Ha ! tu crois tout savoir. Ne rêve pas ! Tu ne connais que bien peu des choses de la magie.
D’abord, à 13 h 45 je n’avais même pas encore été reçu en audience. Bon, d’accord, cela n’a rien à voir avec la magie, mais avant d’obtenir l’accord du roi, impossible de me rendre dans cette salle. Je te rappelle qu’être dans ce palais, c’est être entre les anneaux d’un constrictor : Anthéon peut à tout moment broyer entre ses pierres, toute créature suffisamment isolée pour qu’elle puisse l’être sans faire de victimes collatérales.
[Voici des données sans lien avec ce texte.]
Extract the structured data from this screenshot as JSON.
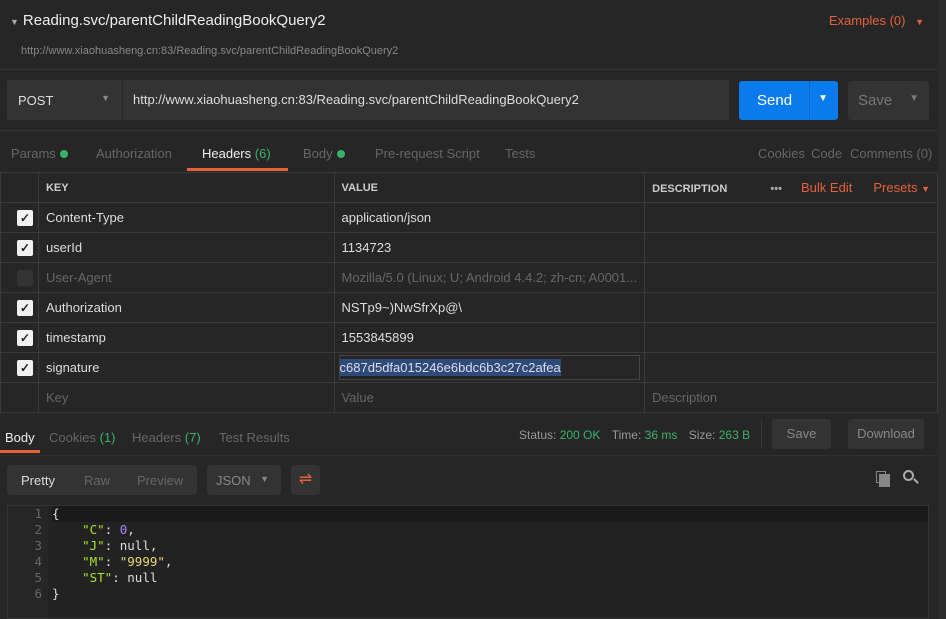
{
  "request": {
    "name": "Reading.svc/parentChildReadingBookQuery2",
    "examples": "Examples (0)",
    "url_display": "http://www.xiaohuasheng.cn:83/Reading.svc/parentChildReadingBookQuery2",
    "method": "POST",
    "url": "http://www.xiaohuasheng.cn:83/Reading.svc/parentChildReadingBookQuery2",
    "send": "Send",
    "save": "Save"
  },
  "tabs": {
    "params": "Params",
    "authorization": "Authorization",
    "headers": "Headers",
    "headers_count": "(6)",
    "body": "Body",
    "prerequest": "Pre-request Script",
    "tests": "Tests",
    "cookies": "Cookies",
    "code": "Code",
    "comments": "Comments (0)"
  },
  "headers_table": {
    "col_key": "KEY",
    "col_value": "VALUE",
    "col_desc": "DESCRIPTION",
    "more": "•••",
    "bulk_edit": "Bulk Edit",
    "presets": "Presets",
    "rows": [
      {
        "checked": true,
        "key": "Content-Type",
        "value": "application/json"
      },
      {
        "checked": true,
        "key": "userId",
        "value": "1134723"
      },
      {
        "checked": false,
        "key": "User-Agent",
        "value": "Mozilla/5.0 (Linux; U; Android 4.4.2; zh-cn; A0001..."
      },
      {
        "checked": true,
        "key": "Authorization",
        "value": "NSTp9~)NwSfrXp@\\"
      },
      {
        "checked": true,
        "key": "timestamp",
        "value": "1553845899"
      },
      {
        "checked": true,
        "key": "signature",
        "value": "c687d5dfa015246e6bdc6b3c27c2afea"
      }
    ],
    "placeholder_key": "Key",
    "placeholder_value": "Value",
    "placeholder_desc": "Description"
  },
  "response": {
    "tabs": {
      "body": "Body",
      "cookies": "Cookies",
      "cookies_count": "(1)",
      "headers": "Headers",
      "headers_count": "(7)",
      "test_results": "Test Results"
    },
    "status_label": "Status:",
    "status": "200 OK",
    "time_label": "Time:",
    "time": "36 ms",
    "size_label": "Size:",
    "size": "263 B",
    "save": "Save",
    "download": "Download",
    "formats": [
      "Pretty",
      "Raw",
      "Preview"
    ],
    "language": "JSON",
    "lines": [
      "1",
      "2",
      "3",
      "4",
      "5",
      "6"
    ],
    "code": {
      "open": "{",
      "c_key": "\"C\"",
      "c_val": "0",
      "j_key": "\"J\"",
      "j_val": "null",
      "m_key": "\"M\"",
      "m_val": "\"9999\"",
      "st_key": "\"ST\"",
      "st_val": "null",
      "close": "}"
    }
  },
  "colors": {
    "accent": "#e4613c",
    "send": "#097bed",
    "success": "#38b26b"
  }
}
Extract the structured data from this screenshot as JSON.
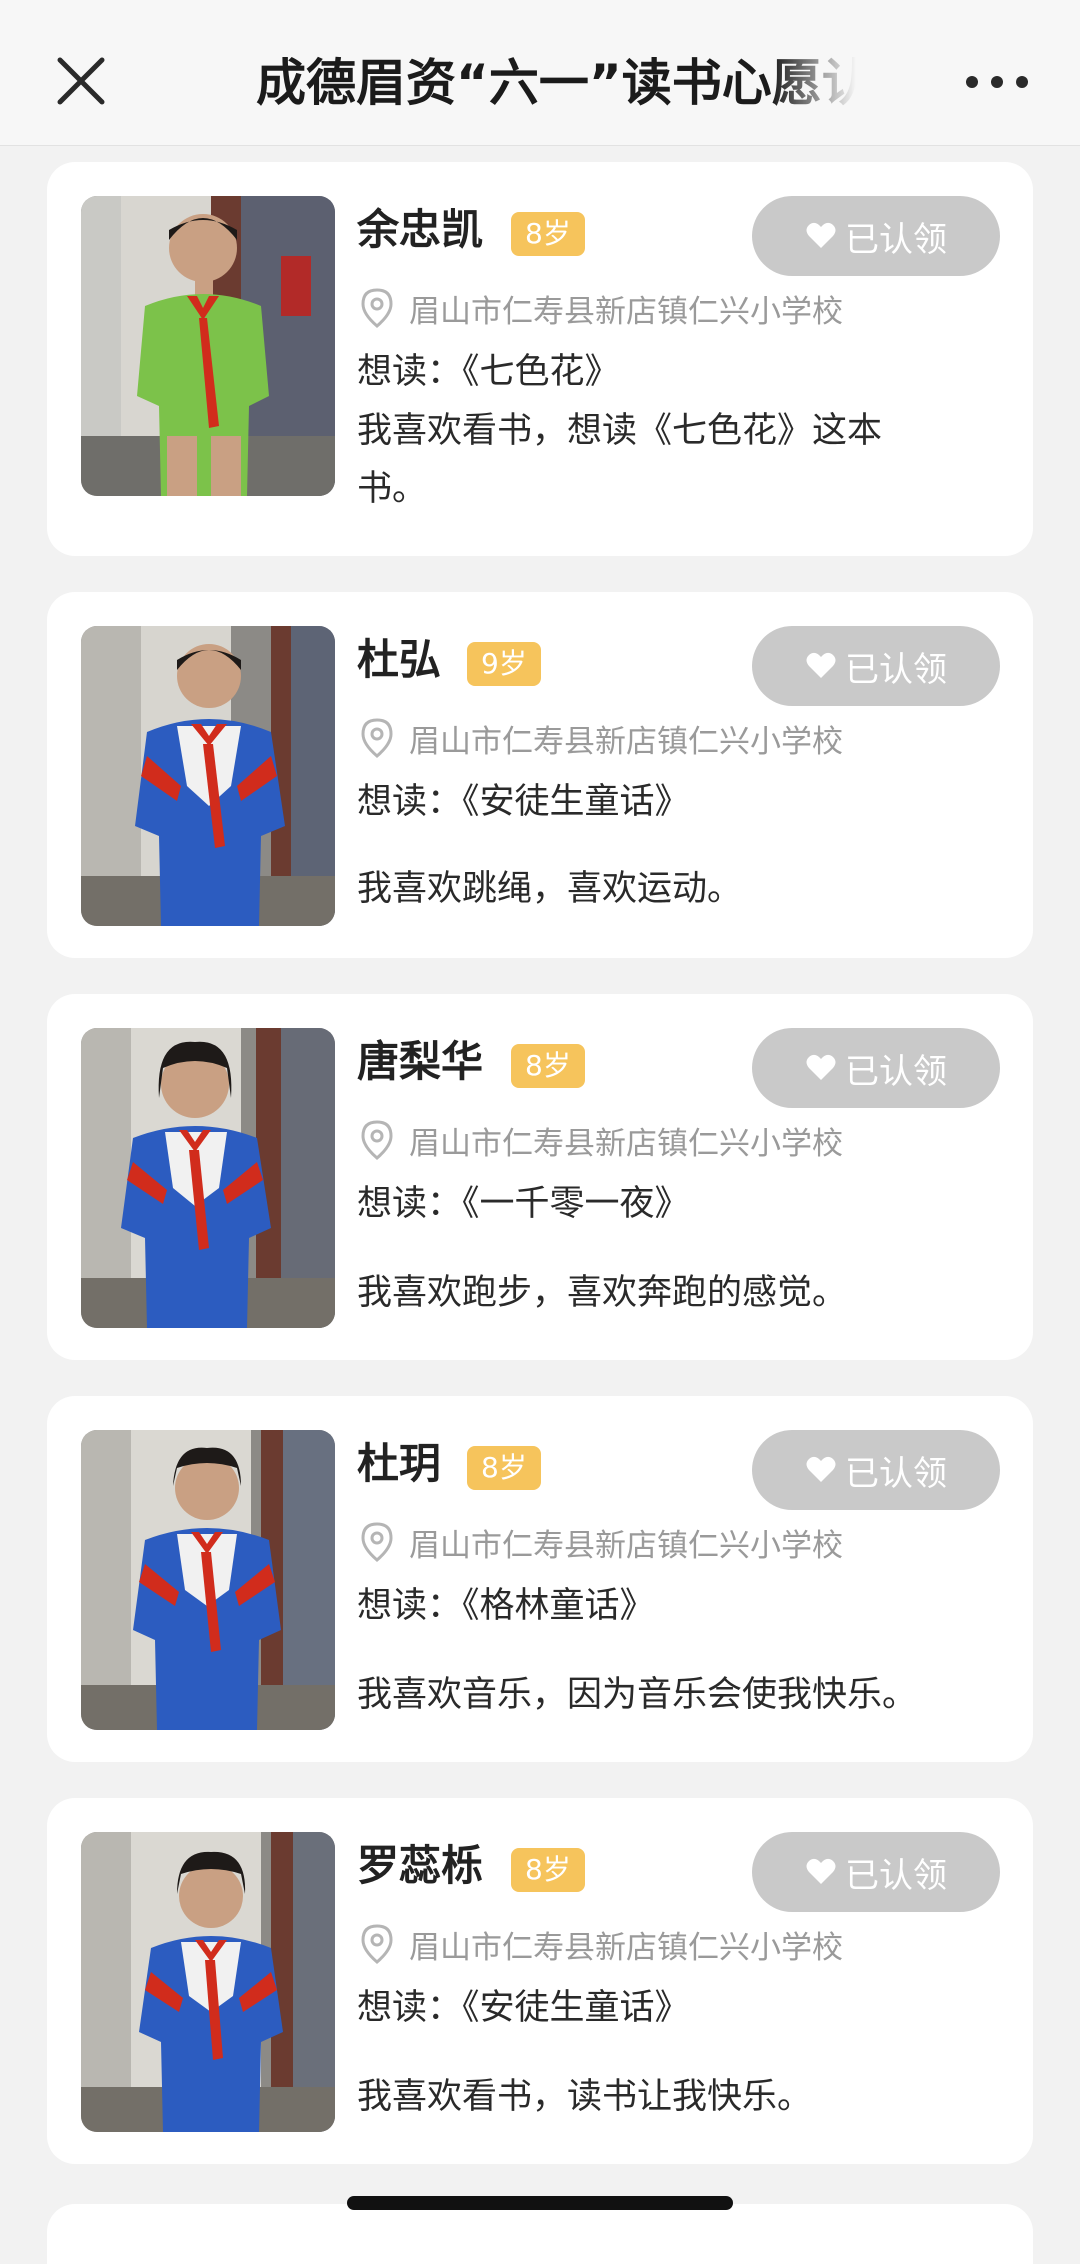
{
  "header": {
    "title": "成德眉资“六一”读书心愿认领",
    "close_icon": "close-icon",
    "more_icon": "more-dots-icon"
  },
  "colors": {
    "age_badge": "#f6c45c",
    "adopted_button": "#c9c9c9",
    "background": "#f2f2f2"
  },
  "children": [
    {
      "name": "余忠凯",
      "age": "8岁",
      "button": "已认领",
      "location": "眉山市仁寿县新店镇仁兴小学校",
      "want": "想读：《七色花》",
      "desc": "我喜欢看书，想读《七色花》这本书。"
    },
    {
      "name": "杜弘",
      "age": "9岁",
      "button": "已认领",
      "location": "眉山市仁寿县新店镇仁兴小学校",
      "want": "想读：《安徒生童话》",
      "desc": "我喜欢跳绳，喜欢运动。"
    },
    {
      "name": "唐梨华",
      "age": "8岁",
      "button": "已认领",
      "location": "眉山市仁寿县新店镇仁兴小学校",
      "want": "想读：《一千零一夜》",
      "desc": "我喜欢跑步，喜欢奔跑的感觉。"
    },
    {
      "name": "杜玥",
      "age": "8岁",
      "button": "已认领",
      "location": "眉山市仁寿县新店镇仁兴小学校",
      "want": "想读：《格林童话》",
      "desc": "我喜欢音乐，因为音乐会使我快乐。"
    },
    {
      "name": "罗蕊栎",
      "age": "8岁",
      "button": "已认领",
      "location": "眉山市仁寿县新店镇仁兴小学校",
      "want": "想读：《安徒生童话》",
      "desc": "我喜欢看书，读书让我快乐。"
    }
  ]
}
De plus, j’ai expliqué en quoi ce moment est unique : la concomitance (1) de l’alignement des planètes, du solstice et de la pleine lune. Tous ces éléments sont primordiaux pour la réalisation de ma grande œuvre. Or les deux derniers ne se sont pas encore produits. Il y a d’autant moins urgence que les dômes superposés sont conçus de façon à faire converger au centre des salles – des incantations et de l’oracle – les irradiations où que se situe leur source dans l’hémisphère céleste. Par magie, le rayon atteint le centre du cercle formé par le tambour au niveau du toit sans subir la moindre réfraction. Là, quel que soit son angle incident, il est réfracté avec un angle nul, soit verticalement.
Je résume pour toi qui n’as pas lu « Les 13 Merveilles du Monde », et pour toi qui bien que l’ayant lu en as oublié l’essentiel.
• Les Dômes du palais sont composés de quatre éléments en cristal, surmontés d’une flèche en bronze.
○ Le dôme intérieur est une section de sphère, de huit toises et trois coudées de rayon, haute de six toises. Il traverse le toit, c’est lui que l’on voit en regardant le plafond lorsque l’on est dessous.
○ Le tambour est une section de cylindre, son rayon intérieur est également de huit toises et trois coudées, il repose sur le toit où il entoure le dôme intérieur. Il est haut de quatre toises et épais d’une coudée, ce qui porte son rayon extérieur à neuf toises.
○ Le dôme extérieur repose sur le tambour, il est galbé – on dit bulbeux –, haut de quinze toises et deux coudées. Son rayon varie selon la hauteur, de neuf toises à sa base, à neuf pouces au sommet en passant par neuf toises quatre pieds deux pouces et six lignes au plus large – à quatre toises trois pieds un pouce de haut.
○ Son sommet est recouvert d’une fleur de lotus inversée, en cristal ambré.
○ La flèche est composée d’un mât, d’un diamètre de neuf pouces et haut de deux coudées, coiffé d’une sphère d’un rayon d’une coudée.
• Le tout s’élevant à vingt toises et deux coudées au-dessus du palais – à croire qu’Anthéon et les siens avaient oublié la sphère dans leurs calculs, mais chut !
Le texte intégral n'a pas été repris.